In total, 919 patients were diagnosed with lung cancer, 19 patients showed positive culture for NTM, and 14 patients showed findings for NTM-PD. Accordingly, the specificity was calculated as 900/905 (99.4%). In addition, NTM-PD was suspected before bronchoscopy in 199 patients; the diagnostic yield was 105/199 (52.8%). Four factors were associated with NTM-PD: upper lobe examination, absence of specific bacteria, absence of connective tissue disease, and a higher total computed tomography score.
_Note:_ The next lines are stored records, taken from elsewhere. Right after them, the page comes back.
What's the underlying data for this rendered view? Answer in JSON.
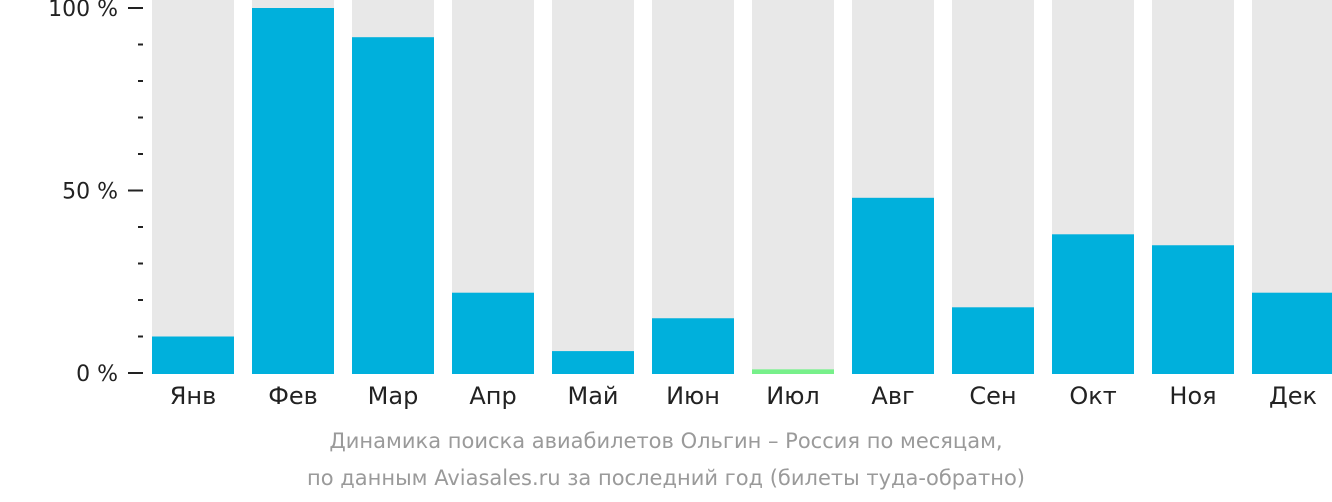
{
  "chart_data": {
    "type": "bar",
    "categories": [
      "Янв",
      "Фев",
      "Мар",
      "Апр",
      "Май",
      "Июн",
      "Июл",
      "Авг",
      "Сен",
      "Окт",
      "Ноя",
      "Дек"
    ],
    "values": [
      10,
      100,
      92,
      22,
      6,
      15,
      1,
      48,
      18,
      38,
      35,
      22
    ],
    "highlight_index": 6,
    "ylim": [
      0,
      100
    ],
    "yticks": [
      "0 %",
      "50 %",
      "100 %"
    ],
    "grid": false,
    "caption_line1": "Динамика поиска авиабилетов Ольгин – Россия по месяцам,",
    "caption_line2": "по данным Aviasales.ru за последний год (билеты туда-обратно)"
  },
  "colors": {
    "bar": "#00b0dc",
    "highlight": "#77f08a",
    "track": "#e8e8e8",
    "axis": "#222222"
  }
}
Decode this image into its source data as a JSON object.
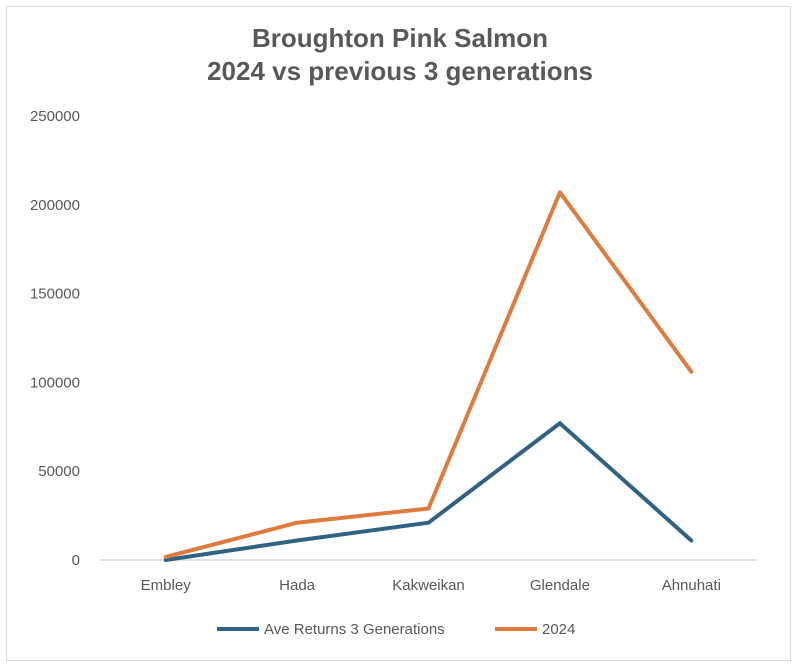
{
  "chart_data": {
    "type": "line",
    "title_line1": "Broughton Pink Salmon",
    "title_line2": "2024 vs previous 3 generations",
    "categories": [
      "Embley",
      "Hada",
      "Kakweikan",
      "Glendale",
      "Ahnuhati"
    ],
    "ylim": [
      0,
      250000
    ],
    "yticks": [
      0,
      50000,
      100000,
      150000,
      200000,
      250000
    ],
    "grid": false,
    "legend_position": "bottom",
    "series": [
      {
        "name": "Ave Returns 3 Generations",
        "color": "#2E6384",
        "values": [
          0,
          11000,
          21000,
          77000,
          11000
        ]
      },
      {
        "name": "2024",
        "color": "#E07B3E",
        "values": [
          1700,
          21000,
          29000,
          207000,
          106000
        ]
      }
    ]
  }
}
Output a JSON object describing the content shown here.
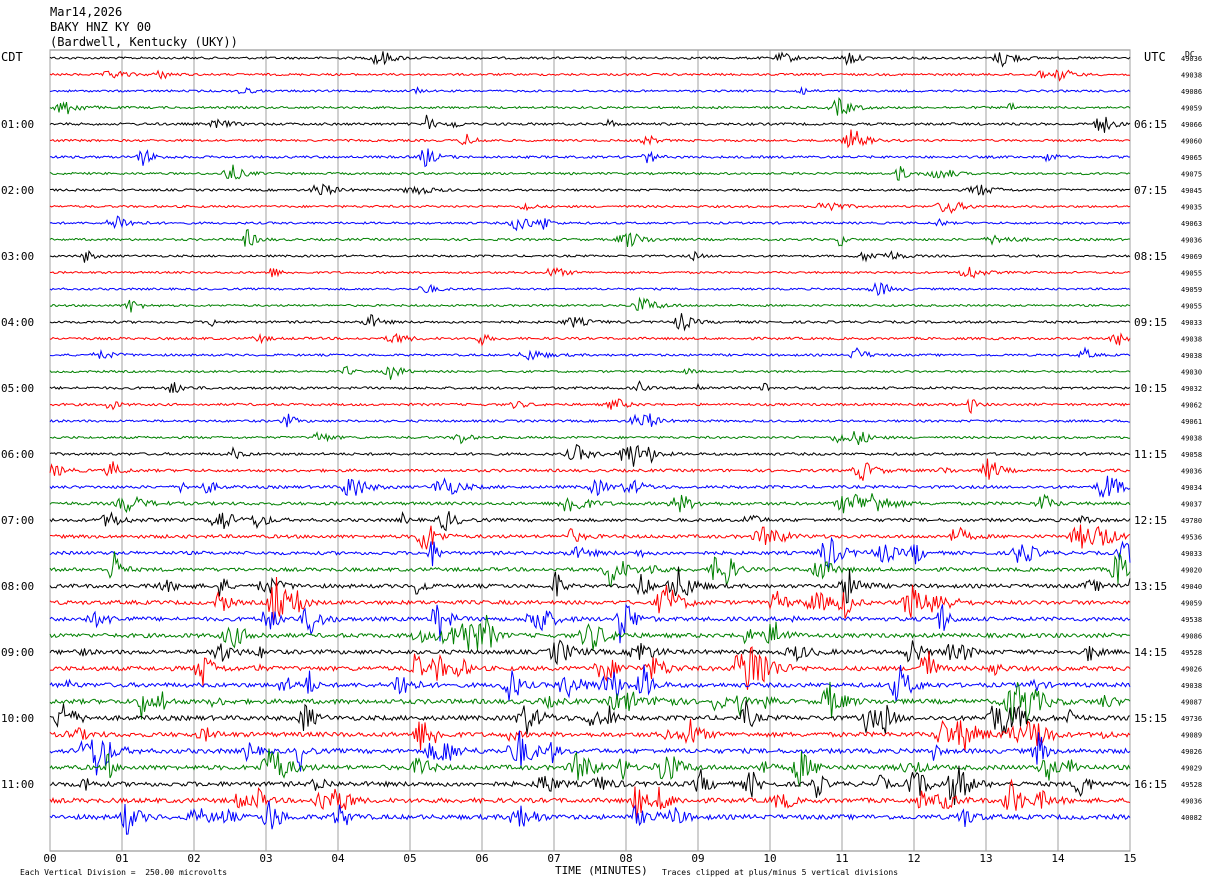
{
  "header": {
    "date": "Mar14,2026",
    "station": "BAKY HNZ KY 00",
    "location": "(Bardwell, Kentucky (UKY))"
  },
  "left_timezone": "CDT",
  "right_timezone": "UTC",
  "right_col_header": "DC",
  "footer": {
    "scale_note": "Each Vertical Division =  250.00 microvolts",
    "xlabel": "TIME (MINUTES)",
    "clip_note": "Traces clipped at plus/minus 5 vertical divisions"
  },
  "colors": {
    "line1": "#000000",
    "line2": "#ff0000",
    "line3": "#0000ff",
    "line4": "#008000",
    "grid": "#a0a0a0"
  },
  "chart_data": {
    "type": "line",
    "xlabel": "TIME (MINUTES)",
    "xlim": [
      0,
      15
    ],
    "x_ticks": [
      "00",
      "01",
      "02",
      "03",
      "04",
      "05",
      "06",
      "07",
      "08",
      "09",
      "10",
      "11",
      "12",
      "13",
      "14",
      "15"
    ],
    "trace_color_cycle": [
      "#000000",
      "#ff0000",
      "#0000ff",
      "#008000"
    ],
    "left_hour_labels": [
      "01:00",
      "02:00",
      "03:00",
      "04:00",
      "05:00",
      "06:00",
      "07:00",
      "08:00",
      "09:00",
      "10:00",
      "11:00"
    ],
    "right_hour_labels": [
      "06:15",
      "07:15",
      "08:15",
      "09:15",
      "10:15",
      "11:15",
      "12:15",
      "13:15",
      "14:15",
      "15:15",
      "16:15"
    ],
    "trace_dc_offsets": [
      "49036",
      "49038",
      "49086",
      "49059",
      "49066",
      "49060",
      "49065",
      "49075",
      "49045",
      "49035",
      "49063",
      "49036",
      "49069",
      "49055",
      "49059",
      "49055",
      "49033",
      "49038",
      "49038",
      "49030",
      "49032",
      "49062",
      "49061",
      "49038",
      "49058",
      "49036",
      "49034",
      "49037",
      "49780",
      "49536",
      "49033",
      "49020",
      "49040",
      "49059",
      "49538",
      "49086",
      "49528",
      "49026",
      "49038",
      "49087",
      "49736",
      "49089",
      "49026",
      "49029",
      "49528",
      "49036",
      "40082"
    ],
    "trace_activity": [
      0.7,
      0.6,
      0.5,
      0.6,
      0.9,
      0.6,
      0.8,
      0.6,
      0.6,
      0.6,
      0.6,
      0.7,
      0.5,
      0.5,
      0.5,
      0.5,
      0.8,
      0.8,
      0.6,
      0.5,
      0.9,
      0.8,
      0.7,
      0.7,
      1.0,
      1.2,
      1.3,
      1.5,
      1.6,
      1.8,
      1.8,
      2.0,
      2.2,
      2.4,
      2.4,
      2.6,
      2.6,
      2.8,
      2.8,
      3.0,
      3.0,
      3.0,
      3.0,
      3.0,
      3.0,
      3.0,
      3.0
    ]
  }
}
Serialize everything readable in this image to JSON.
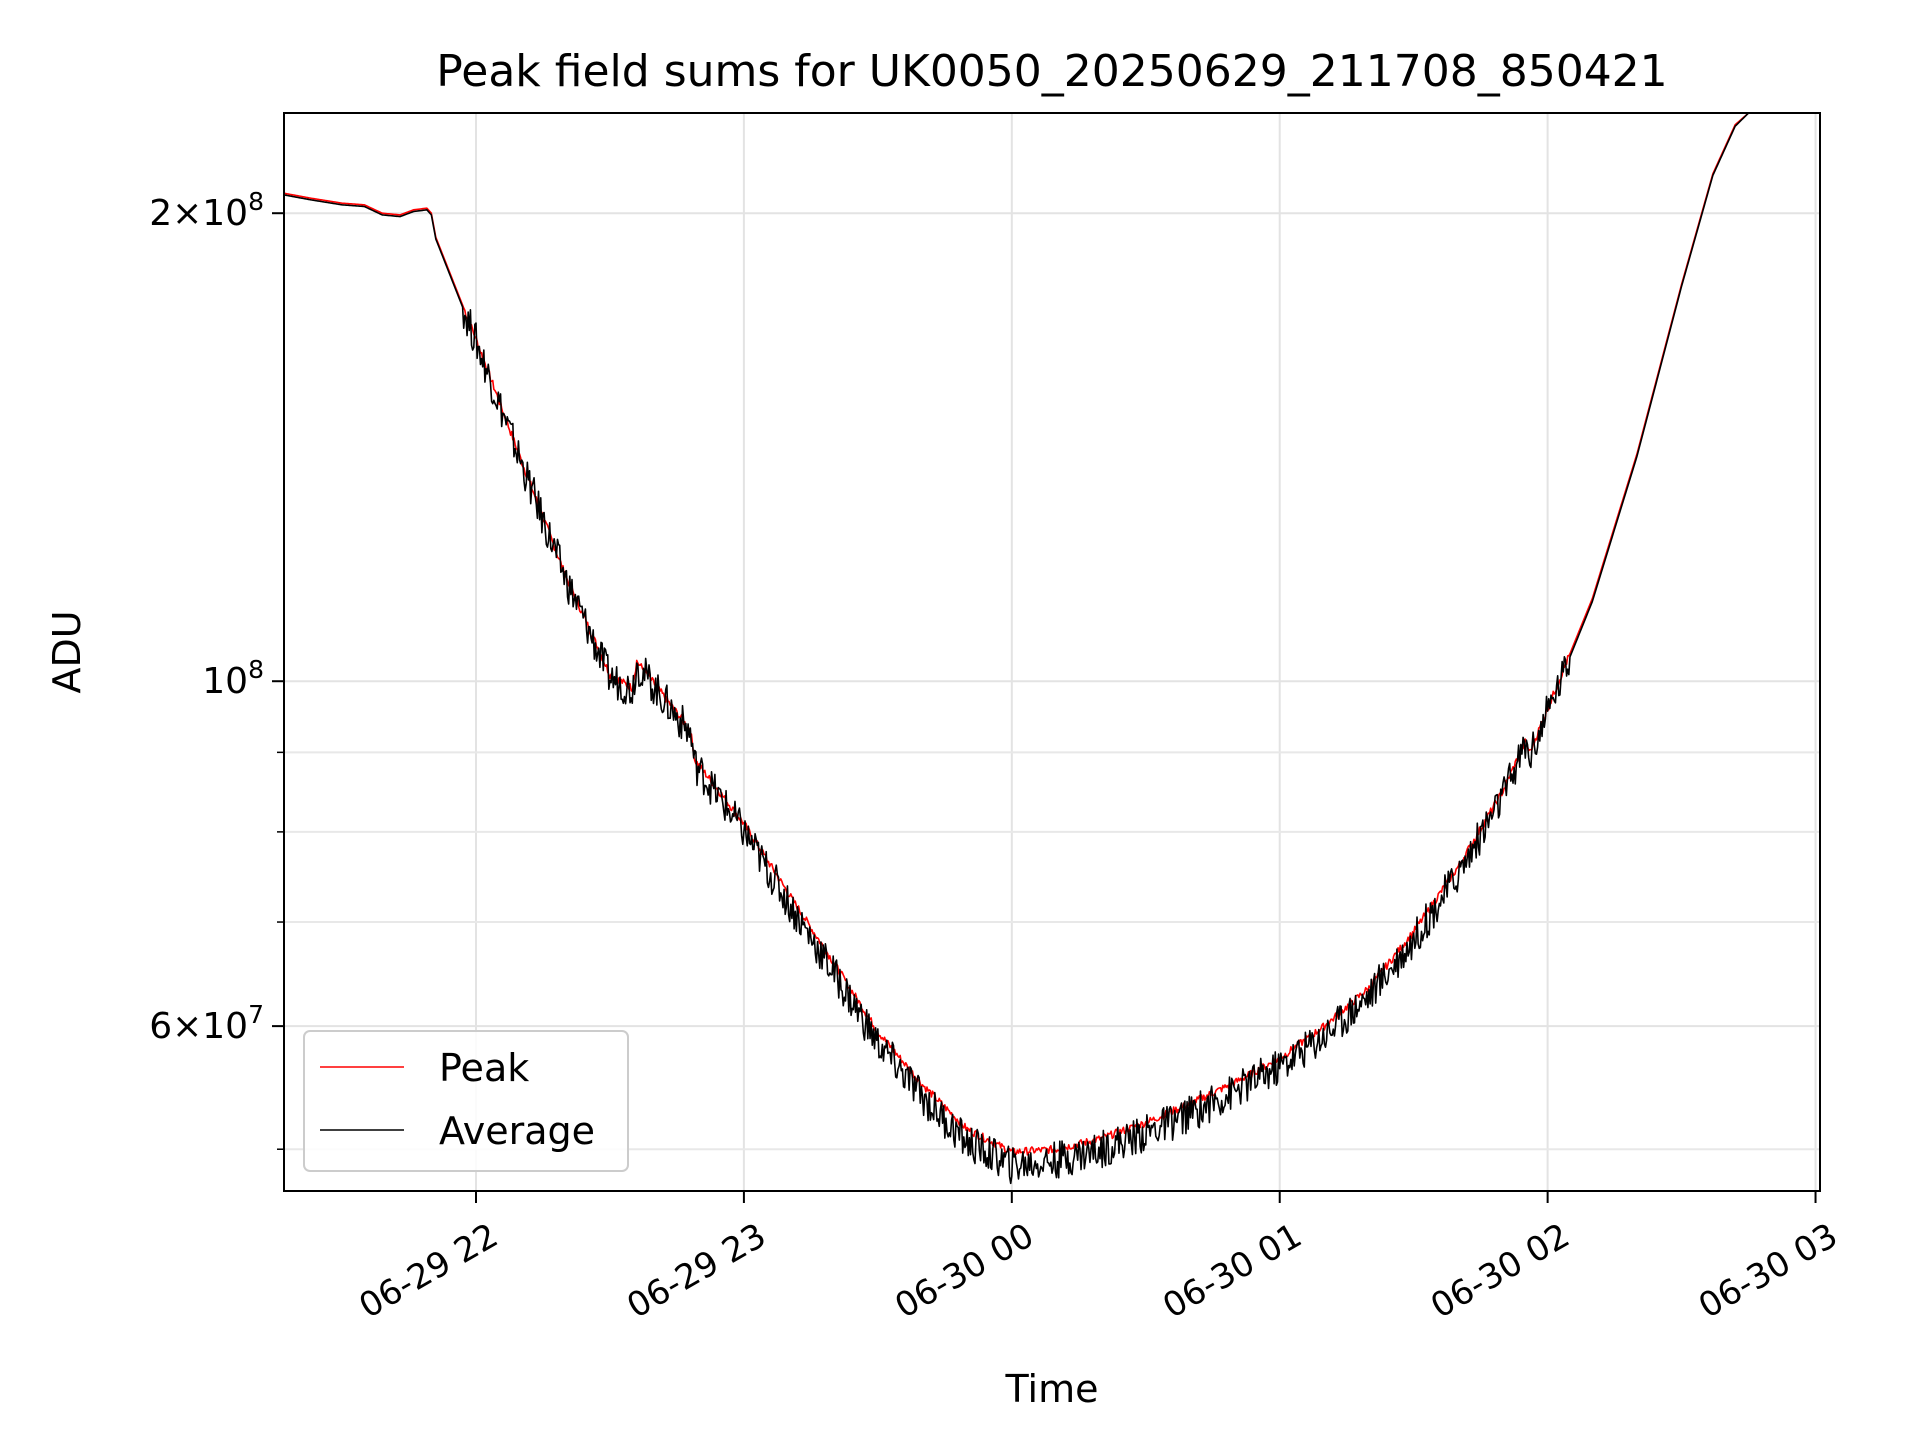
{
  "chart_data": {
    "type": "line",
    "title": "Peak field sums for UK0050_20250629_211708_850421",
    "xlabel": "Time",
    "ylabel": "ADU",
    "y_scale": "log",
    "ylim": [
      47000000,
      232000000
    ],
    "xlim": [
      "2025-06-29 21:17",
      "2025-06-30 03:01"
    ],
    "grid": true,
    "legend": {
      "placement": "lower-left",
      "entries": [
        "Peak",
        "Average"
      ]
    },
    "x_ticks": [
      {
        "value": "2025-06-29 22:00",
        "label": "06-29 22"
      },
      {
        "value": "2025-06-29 23:00",
        "label": "06-29 23"
      },
      {
        "value": "2025-06-30 00:00",
        "label": "06-30 00"
      },
      {
        "value": "2025-06-30 01:00",
        "label": "06-30 01"
      },
      {
        "value": "2025-06-30 02:00",
        "label": "06-30 02"
      },
      {
        "value": "2025-06-30 03:00",
        "label": "06-30 03"
      }
    ],
    "y_major_ticks": [
      {
        "value": 60000000,
        "mantissa": "6",
        "exponent": "7"
      },
      {
        "value": 100000000,
        "mantissa": "",
        "exponent": "8"
      },
      {
        "value": 200000000,
        "mantissa": "2",
        "exponent": "8"
      }
    ],
    "y_minor_ticks": [
      50000000,
      70000000,
      80000000,
      90000000
    ],
    "series": [
      {
        "name": "Peak",
        "color": "#ff0000",
        "noise": 0.0025,
        "points": [
          [
            "2025-06-29 21:17",
            206000000
          ],
          [
            "2025-06-29 21:23",
            204500000
          ],
          [
            "2025-06-29 21:30",
            203000000
          ],
          [
            "2025-06-29 21:35",
            202500000
          ],
          [
            "2025-06-29 21:39",
            200000000
          ],
          [
            "2025-06-29 21:43",
            199500000
          ],
          [
            "2025-06-29 21:46",
            201000000
          ],
          [
            "2025-06-29 21:49",
            201500000
          ],
          [
            "2025-06-29 21:50",
            200000000
          ],
          [
            "2025-06-29 21:51",
            193000000
          ],
          [
            "2025-06-29 22:00",
            166000000
          ],
          [
            "2025-06-29 22:10",
            139000000
          ],
          [
            "2025-06-29 22:20",
            117000000
          ],
          [
            "2025-06-29 22:28",
            104000000
          ],
          [
            "2025-06-29 22:30",
            101000000
          ],
          [
            "2025-06-29 22:35",
            99000000
          ],
          [
            "2025-06-29 22:36",
            103000000
          ],
          [
            "2025-06-29 22:48",
            93000000
          ],
          [
            "2025-06-29 22:49",
            89000000
          ],
          [
            "2025-06-29 23:00",
            81000000
          ],
          [
            "2025-06-29 23:10",
            73000000
          ],
          [
            "2025-06-29 23:20",
            66000000
          ],
          [
            "2025-06-29 23:30",
            59500000
          ],
          [
            "2025-06-29 23:40",
            55000000
          ],
          [
            "2025-06-29 23:50",
            51500000
          ],
          [
            "2025-06-30 00:00",
            49800000
          ],
          [
            "2025-06-30 00:10",
            50000000
          ],
          [
            "2025-06-30 00:20",
            50800000
          ],
          [
            "2025-06-30 00:30",
            52000000
          ],
          [
            "2025-06-30 00:40",
            53500000
          ],
          [
            "2025-06-30 00:50",
            55200000
          ],
          [
            "2025-06-30 01:00",
            57200000
          ],
          [
            "2025-06-30 01:10",
            60000000
          ],
          [
            "2025-06-30 01:20",
            63500000
          ],
          [
            "2025-06-30 01:30",
            69000000
          ],
          [
            "2025-06-30 01:40",
            76000000
          ],
          [
            "2025-06-30 01:50",
            85000000
          ],
          [
            "2025-06-30 01:55",
            91500000
          ],
          [
            "2025-06-30 01:56",
            90000000
          ],
          [
            "2025-06-30 02:00",
            96000000
          ],
          [
            "2025-06-30 02:10",
            113000000
          ],
          [
            "2025-06-30 02:20",
            140000000
          ],
          [
            "2025-06-30 02:30",
            180000000
          ],
          [
            "2025-06-30 02:37",
            212000000
          ],
          [
            "2025-06-30 02:42",
            228000000
          ],
          [
            "2025-06-30 02:45",
            232000000
          ]
        ]
      },
      {
        "name": "Average",
        "color": "#000000",
        "noise": 0.012,
        "points": [
          [
            "2025-06-29 21:17",
            205500000
          ],
          [
            "2025-06-29 21:23",
            204000000
          ],
          [
            "2025-06-29 21:30",
            202500000
          ],
          [
            "2025-06-29 21:35",
            202000000
          ],
          [
            "2025-06-29 21:39",
            199500000
          ],
          [
            "2025-06-29 21:43",
            199000000
          ],
          [
            "2025-06-29 21:46",
            200500000
          ],
          [
            "2025-06-29 21:49",
            201000000
          ],
          [
            "2025-06-29 21:50",
            199500000
          ],
          [
            "2025-06-29 21:51",
            192500000
          ],
          [
            "2025-06-29 22:00",
            165500000
          ],
          [
            "2025-06-29 22:10",
            138500000
          ],
          [
            "2025-06-29 22:20",
            116500000
          ],
          [
            "2025-06-29 22:28",
            103500000
          ],
          [
            "2025-06-29 22:30",
            100500000
          ],
          [
            "2025-06-29 22:35",
            98800000
          ],
          [
            "2025-06-29 22:36",
            102500000
          ],
          [
            "2025-06-29 22:48",
            92500000
          ],
          [
            "2025-06-29 22:49",
            88500000
          ],
          [
            "2025-06-29 23:00",
            80000000
          ],
          [
            "2025-06-29 23:10",
            72000000
          ],
          [
            "2025-06-29 23:20",
            65000000
          ],
          [
            "2025-06-29 23:30",
            58500000
          ],
          [
            "2025-06-29 23:40",
            54000000
          ],
          [
            "2025-06-29 23:50",
            50500000
          ],
          [
            "2025-06-30 00:00",
            48800000
          ],
          [
            "2025-06-30 00:10",
            49200000
          ],
          [
            "2025-06-30 00:20",
            50000000
          ],
          [
            "2025-06-30 00:30",
            51200000
          ],
          [
            "2025-06-30 00:40",
            52700000
          ],
          [
            "2025-06-30 00:50",
            54500000
          ],
          [
            "2025-06-30 01:00",
            56500000
          ],
          [
            "2025-06-30 01:10",
            59200000
          ],
          [
            "2025-06-30 01:20",
            62800000
          ],
          [
            "2025-06-30 01:30",
            68200000
          ],
          [
            "2025-06-30 01:40",
            75200000
          ],
          [
            "2025-06-30 01:50",
            84300000
          ],
          [
            "2025-06-30 01:55",
            91000000
          ],
          [
            "2025-06-30 01:56",
            89500000
          ],
          [
            "2025-06-30 02:00",
            95500000
          ],
          [
            "2025-06-30 02:10",
            112500000
          ],
          [
            "2025-06-30 02:20",
            139500000
          ],
          [
            "2025-06-30 02:30",
            179500000
          ],
          [
            "2025-06-30 02:37",
            211500000
          ],
          [
            "2025-06-30 02:42",
            227500000
          ],
          [
            "2025-06-30 02:45",
            232000000
          ]
        ]
      }
    ]
  }
}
Bronchoscopy has a high specificity for the diagnosis of NTM-PD. In addition, even when NTM is undetected in sputum, bronchoscopy may detect mycobacteria in approximately half of the patients suspected of having NTM-PD.
支气管镜检查是获取标本以诊断非结核分枝杆菌肺病(NTM-PD)的一种公认方法。然而,其诊断特性仍有待阐明。本研究的目的是确定支气管镜检查对NTM-PD诊断的特异性,并在患者无法咳出含NTM痰液时,检验支气管镜检查检测非结核分枝杆菌(NTM)的诊断率。
这项回顾性队列研究纳入了2004年1月至2018年6月在日本东京一家三级医疗中心接受支气管镜检查和分枝杆菌培养的2657例患者。为检验支气管镜检查的特异性,第一组队列包括因诊断肺癌而接受支气管镜检查和分枝杆菌培养的患者。为研究诊断率,将因诊断NTM-PD而接受支气管镜检查的结节性支气管扩张患者纳入第二组队列。
总共919例患者被诊断为肺癌,19例患者分枝杆菌培养呈阳性,14例患者有NTM-PD的表现。因此,特异性计算为900/905(99.4%)。此外,199例患者在支气管镜检查前被怀疑患有NTM-PD;诊断率为105/199(52.8%)。有四个因素与NTM-PD相关:上叶检查、无特定细菌、无结缔组织病以及较高的计算机断层扫描总分。
支气管镜检查对NTM-PD的诊断具有高特异性。此外,即使痰液中未检测到NTM,支气管镜检查也可能在大约一半疑似NTM-PD的患者中检测到分枝杆菌。